When finance minister Iipumbu Shiimi presented the mid-term budget last week Wednesday, he was wearing a special green tie in anticipation of the announcement to be made by President Hage Geingob for the preferred bidder to develop the country’s first large-scale vertically integrated green hydrogen project in the Tsau //Khaeb national park.
The first phase, which is expected to enter production in 2026, will see the creation of 2 gigawatts of renewable electricity generation capacity to produce green hydrogen for conversion into green ammonia, at an estimated capital cost of US$4.4 billion (N$66.4 billion at current exchange rates).
Shiimi’s green tie was to promote the theme of “Green energy, green hydrogen”, and also to endorse the project estimated to be worth about the same as Namibia’s entire GDP, in the region of US$9.4 billion.
This massive investment is expected to ultimately produce 300 000 tonnes of green hydrogen per year for regional and global markets. The plant will produce an off-take product of either pure green hydrogen, or in its derivative form of green ammonia.
While attending the UN climate change conference in Glasgow, Geingob announced Hyphen Hydrogen Energy as the preferred bidder after what was deemed a competitive tender process, and following the conclusion of mandatory legislative processes. Now, entering into relevant contractual agreements will afford Hyphen the right to construct and operate the project for a 40-year period following the conclusion of the feasibility study and sign-off from government.
“We’re humbled by the enormity of the responsibility that comes with this award, but are confident that we can not only live up to but exceed the expectations placed on us. We look forward to working with the Government of Namibia and all other stakeholders in delivering Southern Africa’s first gigawatt scale green hydrogen project,” said Hyphen CEO Marco Raffinetti via a media statement.
Once fully developed, the project is expected to provide a major boost to Namibia in terms of foreign direct investment and job creation. The multi-billion investment is expected to provide nearly 15 000 direct jobs during the four-year construction of both phases, with a further 3 000 jobs created permanently during the operational phase. More than 90% of all these jobs created are expected to be filled by Namibians. In addition to taxes, Hyphen will pay concession fees, royalties, a sovereign wealth fund contribution and an environmental levy to the government.
“Further expansion phases in the late 2020s will expand combined renewable generation capacity to 5 gigawatts and 3 gigawatts of electrolyser capacity, increasing the combined total investment to US$9.4 billion”, said Raffinetti.

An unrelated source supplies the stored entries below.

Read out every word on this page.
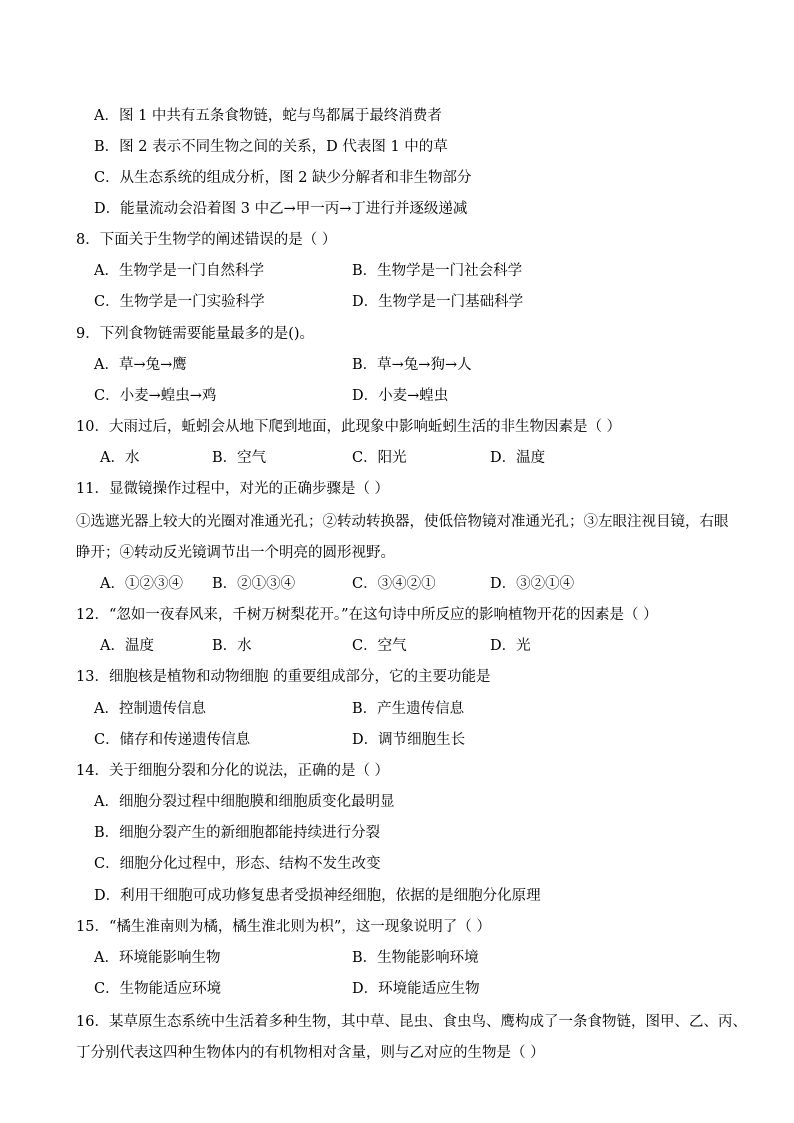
A．图 1 中共有五条食物链，蛇与鸟都属于最终消费者
B．图 2 表示不同生物之间的关系，D 代表图 1 中的草
C．从生态系统的组成分析，图 2 缺少分解者和非生物部分
D．能量流动会沿着图 3 中乙→甲一丙→丁进行并逐级递减
8．下面关于生物学的阐述错误的是（ ）
A．生物学是一门自然科学	B．生物学是一门社会科学
C．生物学是一门实验科学	D．生物学是一门基础科学
9．下列食物链需要能量最多的是()。
A．草→兔→鹰	B．草→兔→狗→人
C．小麦→蝗虫→鸡	D．小麦→蝗虫
10．大雨过后，蚯蚓会从地下爬到地面，此现象中影响蚯蚓生活的非生物因素是（ ）
A．水	B．空气	C．阳光	D．温度
11．显微镜操作过程中，对光的正确步骤是（ ）
①选遮光器上较大的光圈对准通光孔；②转动转换器，使低倍物镜对准通光孔；③左眼注视目镜，右眼
睁开；④转动反光镜调节出一个明亮的圆形视野。
A．①②③④ B．②①③④	C．③④②①	D．③②①④
12．“忽如一夜春风来，千树万树梨花开。”在这句诗中所反应的影响植物开花的因素是（ ）
A．温度	B．水	C．空气	D．光
13．细胞核是植物和动物细胞 的重要组成部分，它的主要功能是
A．控制遗传信息	B．产生遗传信息
C．储存和传递遗传信息	D．调节细胞生长
14．关于细胞分裂和分化的说法，正确的是（ ）
A．细胞分裂过程中细胞膜和细胞质变化最明显
B．细胞分裂产生的新细胞都能持续进行分裂
C．细胞分化过程中，形态、结构不发生改变
D．利用干细胞可成功修复患者受损神经细胞，依据的是细胞分化原理
15．“橘生淮南则为橘，橘生淮北则为枳”，这一现象说明了（ ）
A．环境能影响生物	B．生物能影响环境
C．生物能适应环境	D．环境能适应生物
16．某草原生态系统中生活着多种生物，其中草、昆虫、食虫鸟、鹰构成了一条食物链，图甲、乙、丙、
丁分别代表这四种生物体内的有机物相对含量，则与乙对应的生物是（ ）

“The Tsau //Khaeb national park is among the top five locations in the world for low-cost hydrogen production, benefiting from a combination of co-located onshore wind and solar resources near the sea and land export routes to market,” Raffinetti observed. He added that Namibia’s world-class natural resources, combined with a progressive, pro-investment and visionary leadership, has enabled the country to move with incredible speed to position itself at the leading edge of Africa’s ambitions to enter the green hydrogen production space.
According to Nangula Uaandja, CEO of the Namibian Investment Promotion and Development Board, this is exactly the type of investment the board aims to attract.
“This is a milestone project that will enable the country to create on average 15 000 direct jobs over the four years of combined construction, and 3 000 permanent direct jobs over the 40-year operational period, while contributing to other efforts to stimulate economic recovery. We look forward to welcoming HYPHEN as an investor in Namibia, and reiterate the Board’s commitment to creating a conducive environment for investment, provide the necessary support to all investors, and ensure continued ease of doing business in Namibia”, she stated.
Meanwhile, Hyphen director Tobias Bischof-Niemz said the consortium comprises shareholders and technical partners who are world leaders in their respective fields. “This collective deep technical expertise across the entire green hydrogen value chain, combined with our financial strength and experience in developing, fundraising and implementing infrastructure projects in Africa, will be crucial in successfully delivering a project of this magnitude and complexity,” he noted.